Anda Suárez Pablo Xavier, Romero Uziel Márquez, Méndez Nayely García, Rengel Chalco María José, Vivas Monzón María Alejandra, Zavala Gama Ciro Gonzalo
Primary and Outpatient Care, Universidad de Las Américas, Quito, ECU.
Intensive Care - Emergency, Hospital de Alta Especialidad de Veracruz, Veracruz, MEX.
Cureus. 2025 May 7;17(5):e83629. doi: 10.7759/cureus.83629. eCollection 2025 May.
This review aims to analyze biologic treatments for pediatric asthma, along with their effects on T2-high inflammation, together with outcomes of omalizumab, mepolizumab, and dupilumab. This review examined recent biomarker advancements, together with endotype patterns, while analyzing early treatment opportunities that might transform asthma's natural course. In conclusion, the advancement in biologic therapies is offering significant progress for personalized severe asthma treatment among pediatrics, especially for the T2-high endotype. Biologics such as omalizumab, mepolizumab, dupilumab, benralizumab, and tezepelumab have been reported to reduce severe asthma exacerbations, with reassuring short-term safety profiles among children and adolescents (pediatrics). However, the treatment efficacy of these biologics is limited for T2-low and non-T2 asthma endotypes, emphasizing the need for new biologic therapies that target these endotypes.
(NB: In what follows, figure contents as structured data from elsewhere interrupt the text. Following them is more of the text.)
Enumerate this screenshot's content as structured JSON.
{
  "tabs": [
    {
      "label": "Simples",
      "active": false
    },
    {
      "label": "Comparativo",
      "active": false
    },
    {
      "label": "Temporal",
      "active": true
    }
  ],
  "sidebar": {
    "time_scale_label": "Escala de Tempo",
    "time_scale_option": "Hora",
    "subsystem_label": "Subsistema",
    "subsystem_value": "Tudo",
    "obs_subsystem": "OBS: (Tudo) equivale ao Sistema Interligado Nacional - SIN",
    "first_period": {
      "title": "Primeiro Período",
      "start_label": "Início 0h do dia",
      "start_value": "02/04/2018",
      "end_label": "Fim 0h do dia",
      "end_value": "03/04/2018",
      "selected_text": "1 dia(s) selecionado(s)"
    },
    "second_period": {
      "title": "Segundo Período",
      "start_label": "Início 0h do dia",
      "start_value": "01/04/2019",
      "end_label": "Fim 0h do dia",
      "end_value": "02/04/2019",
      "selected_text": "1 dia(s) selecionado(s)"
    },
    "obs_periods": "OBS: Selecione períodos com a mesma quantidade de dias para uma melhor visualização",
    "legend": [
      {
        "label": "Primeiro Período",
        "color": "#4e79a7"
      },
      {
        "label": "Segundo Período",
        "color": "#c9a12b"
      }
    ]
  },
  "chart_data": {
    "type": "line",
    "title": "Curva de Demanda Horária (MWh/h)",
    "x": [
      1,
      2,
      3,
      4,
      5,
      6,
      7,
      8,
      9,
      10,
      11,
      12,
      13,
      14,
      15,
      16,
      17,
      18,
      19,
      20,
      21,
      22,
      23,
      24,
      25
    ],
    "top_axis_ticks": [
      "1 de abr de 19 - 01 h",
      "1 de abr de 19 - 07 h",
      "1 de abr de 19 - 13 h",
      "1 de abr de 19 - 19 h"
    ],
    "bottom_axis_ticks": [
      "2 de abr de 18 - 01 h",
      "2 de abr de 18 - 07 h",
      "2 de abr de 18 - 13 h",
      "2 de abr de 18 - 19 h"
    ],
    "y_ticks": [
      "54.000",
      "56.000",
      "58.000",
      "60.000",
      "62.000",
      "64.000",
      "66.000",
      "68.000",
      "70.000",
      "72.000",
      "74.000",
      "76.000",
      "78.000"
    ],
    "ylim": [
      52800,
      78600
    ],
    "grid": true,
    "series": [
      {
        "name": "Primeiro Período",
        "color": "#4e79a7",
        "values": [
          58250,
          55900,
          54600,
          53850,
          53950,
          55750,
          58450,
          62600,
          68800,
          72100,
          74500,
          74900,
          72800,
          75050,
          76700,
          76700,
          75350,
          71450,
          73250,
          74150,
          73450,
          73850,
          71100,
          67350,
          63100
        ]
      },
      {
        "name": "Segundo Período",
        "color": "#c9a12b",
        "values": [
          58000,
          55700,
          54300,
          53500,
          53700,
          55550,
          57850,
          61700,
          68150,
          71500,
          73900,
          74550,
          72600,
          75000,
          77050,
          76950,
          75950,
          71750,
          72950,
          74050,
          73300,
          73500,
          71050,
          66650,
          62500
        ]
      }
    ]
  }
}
Literature review also highlights the emerging treatment regimens for non-T2 endotypes, such as tezepelumab, ecleralimab, and astegolimab (IL-33), which influence both T2 and non-T2 pathways. The integration of precision medicine and multi-omics data specific to patients is not only providing promising results, but also helping to refine patient selection and patient-specific treatment. Furthermore, the identification of novel predictive biomarkers through advanced omics methods is essential for a more personalized approach. Ultimately, the continued advancement and strategic implementation of biologic therapies hold the potential to revolutionize the management of severe pediatric asthma, leading to reduced exacerbations and corticosteroid use, improved quality of life, and more precise treatment strategies tailored to individual patient profiles. Moreover, future research should continue to address the challenges related to long-term safety, cost-effectiveness, and equitable access, which are vital to realizing the true potential of biologic therapies in treating pediatric asthma.
本综述旨在分析儿童哮喘的生物治疗方法及其对2型高炎症的影响,以及奥马珠单抗、美泊利单抗和度普利尤单抗的治疗效果。本综述研究了近期生物标志物的进展以及内型模式,同时分析了可能改变哮喘自然病程的早期治疗机会。总之,生物治疗的进展为儿科个性化重症哮喘治疗带来了显著进展,尤其是对于2型高内型。据报道,奥马珠单抗、美泊利单抗、度普利尤单抗、贝那利珠单抗和tezepelumab等生物制剂可减少重症哮喘发作,在儿童和青少年(儿科患者)中具有令人放心的短期安全性。然而,这些生物制剂对2型低和非2型哮喘内型的治疗效果有限,这凸显了针对这些内型的新型生物治疗的必要性。文献综述还强调了非2型内型的新兴治疗方案,如tezepelumab、ecleralimab和astegolimab(IL-33),它们影响2型和非2型途径。将精准医学与患者特异性多组学数据相结合不仅产生了有前景的结果,还有助于优化患者选择和个性化治疗。此外,通过先进的组学方法识别新型预测生物标志物对于更个性化的治疗方法至关重要。最终,生物治疗的持续进展和战略实施有可能彻底改变重症儿童哮喘的管理,减少发作次数和皮质类固醇的使用,提高生活质量,并制定更精确的针对个体患者情况的治疗策略。此外,未来的研究应继续应对与长期安全性、成本效益和公平可及性相关的挑战,这些对于实现生物治疗在治疗儿童哮喘方面的真正潜力至关重要。